Video from the scene shows extensive destruction, with many buildings damaged or destroyed.
“I saw my son Kenan, my daughter Rahaf, I saw Ahmad my son … and Qais, my son. I saw my three siblings martyred; I saw friends who were at my house martyred,” Alaloul said.
On returning to where his home once stood, Alaloul recounted: “My house was completely destroyed. … It was full of children, and now, there are still people trapped in the debris in the area that we can’t reach.”
He said his wife, mother, father and another child were injured.
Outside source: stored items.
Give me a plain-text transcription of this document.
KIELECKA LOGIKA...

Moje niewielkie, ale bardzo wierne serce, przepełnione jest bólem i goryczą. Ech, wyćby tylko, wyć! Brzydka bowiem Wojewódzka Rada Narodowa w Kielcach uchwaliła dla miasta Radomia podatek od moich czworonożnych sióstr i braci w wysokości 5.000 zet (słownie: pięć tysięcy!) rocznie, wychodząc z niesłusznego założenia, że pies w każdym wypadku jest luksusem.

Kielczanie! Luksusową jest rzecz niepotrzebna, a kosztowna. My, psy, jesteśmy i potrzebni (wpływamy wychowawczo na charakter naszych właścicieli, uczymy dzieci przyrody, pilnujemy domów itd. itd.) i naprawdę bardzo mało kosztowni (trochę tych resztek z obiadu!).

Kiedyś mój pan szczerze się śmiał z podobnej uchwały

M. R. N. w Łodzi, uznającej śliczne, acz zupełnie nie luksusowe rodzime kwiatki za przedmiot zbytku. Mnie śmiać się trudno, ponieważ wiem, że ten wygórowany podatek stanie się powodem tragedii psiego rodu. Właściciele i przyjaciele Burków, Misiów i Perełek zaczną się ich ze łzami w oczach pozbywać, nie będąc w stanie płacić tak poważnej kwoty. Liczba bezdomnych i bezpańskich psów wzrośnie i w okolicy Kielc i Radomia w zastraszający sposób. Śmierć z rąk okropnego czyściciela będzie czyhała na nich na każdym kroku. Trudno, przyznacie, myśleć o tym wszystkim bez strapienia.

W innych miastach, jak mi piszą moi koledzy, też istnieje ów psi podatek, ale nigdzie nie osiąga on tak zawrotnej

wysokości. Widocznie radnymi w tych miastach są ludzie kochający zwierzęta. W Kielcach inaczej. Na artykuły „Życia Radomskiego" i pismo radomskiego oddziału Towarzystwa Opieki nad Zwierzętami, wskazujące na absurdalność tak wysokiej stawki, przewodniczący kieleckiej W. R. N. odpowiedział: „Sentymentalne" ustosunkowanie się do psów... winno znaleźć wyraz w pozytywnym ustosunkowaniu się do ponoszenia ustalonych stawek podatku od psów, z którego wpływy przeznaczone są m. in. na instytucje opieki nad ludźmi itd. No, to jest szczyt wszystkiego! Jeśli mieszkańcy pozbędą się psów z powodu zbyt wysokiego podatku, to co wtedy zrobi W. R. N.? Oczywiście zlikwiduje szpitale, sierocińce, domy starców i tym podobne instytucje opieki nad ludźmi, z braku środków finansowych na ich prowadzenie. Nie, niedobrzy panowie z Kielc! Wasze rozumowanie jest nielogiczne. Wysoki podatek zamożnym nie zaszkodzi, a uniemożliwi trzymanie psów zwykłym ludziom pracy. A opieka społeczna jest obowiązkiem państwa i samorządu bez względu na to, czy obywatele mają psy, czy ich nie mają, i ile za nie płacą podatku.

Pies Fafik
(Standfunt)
His wife was critically wounded and was admitted to the intensive care unit.
The Al-Maghazi refugee camp is located in the central part of the coastal enclave south of Wadi Gaza, the waterway that divides north from south Gaza.
According to the United Nations Relief and Works Agency (UNRWA), the camp is filled with narrow alleys, where 33,000 people lived before the conflict, in a relatively densely packed area no more than 0.6 square kilometers.
Jamal Al Aloul, a resident of Al-Maghazi, said he was sleeping soundly when suddenly “the whole building fell on us.”
He said his two children were killed in the collapse but he did not know who else had been killed because so many people lived in the building.
Another camp resident, Samah Shaqoura, told CNN her family was sitting in the living room, laughing and talking together when their home was struck.
“I saw a red light, then we were shaking on the sofa, I saw all my sisters screaming. … When I found myself alive, I looked to see who is still alive,” she said.
She said moments later she found her father dead.
Her mother, Sundos Shaqura, said the whole house collapsed suddenly on them, as they shared some tea after their evening prayer.
The unfolding humanitarian crisis in Gaza has prompted global criticism of Israel, with even some of its closest allies calling for a break in the fighting – either a humanitarian pause or ceasefire – to allow aid to reach civilians.
US Secretary of State Antony Blinken met with key Middle Eastern leaders at a summit in Jordan on Saturday, when he again rejected calls for a ceasefire and reiterated US support for “humanitarian pauses.”
Israeli Prime Minister Benjamin Netanyahu said his government opposes any temporary ceasefire in Gaza unless Hamas frees all the hostages it took during the militant group’s rampage October 7. Netanyahu said Israel would continue to block fuel from entering the enclave.
Despite Israel’s opposition, Blinken reiterated his calls during an unannounced visit to Iraq on Sunday, saying he had “no doubt” that “everyone would welcome humanitarian pauses” in Gaza.
Speaking to the media after his meeting with Iraqi Prime Minister Mohammed Shia al-Sudani in Baghdad, Blinken said negotiations on a pause are a “process,” but that US and Israeli teams were meeting Sunday to “work through the specifics, the practicalities of these pauses.”
“Israel has raised important questions about how humanitarian pauses would work. We’ve got to answer those questions. We’re working on exactly that,” he said.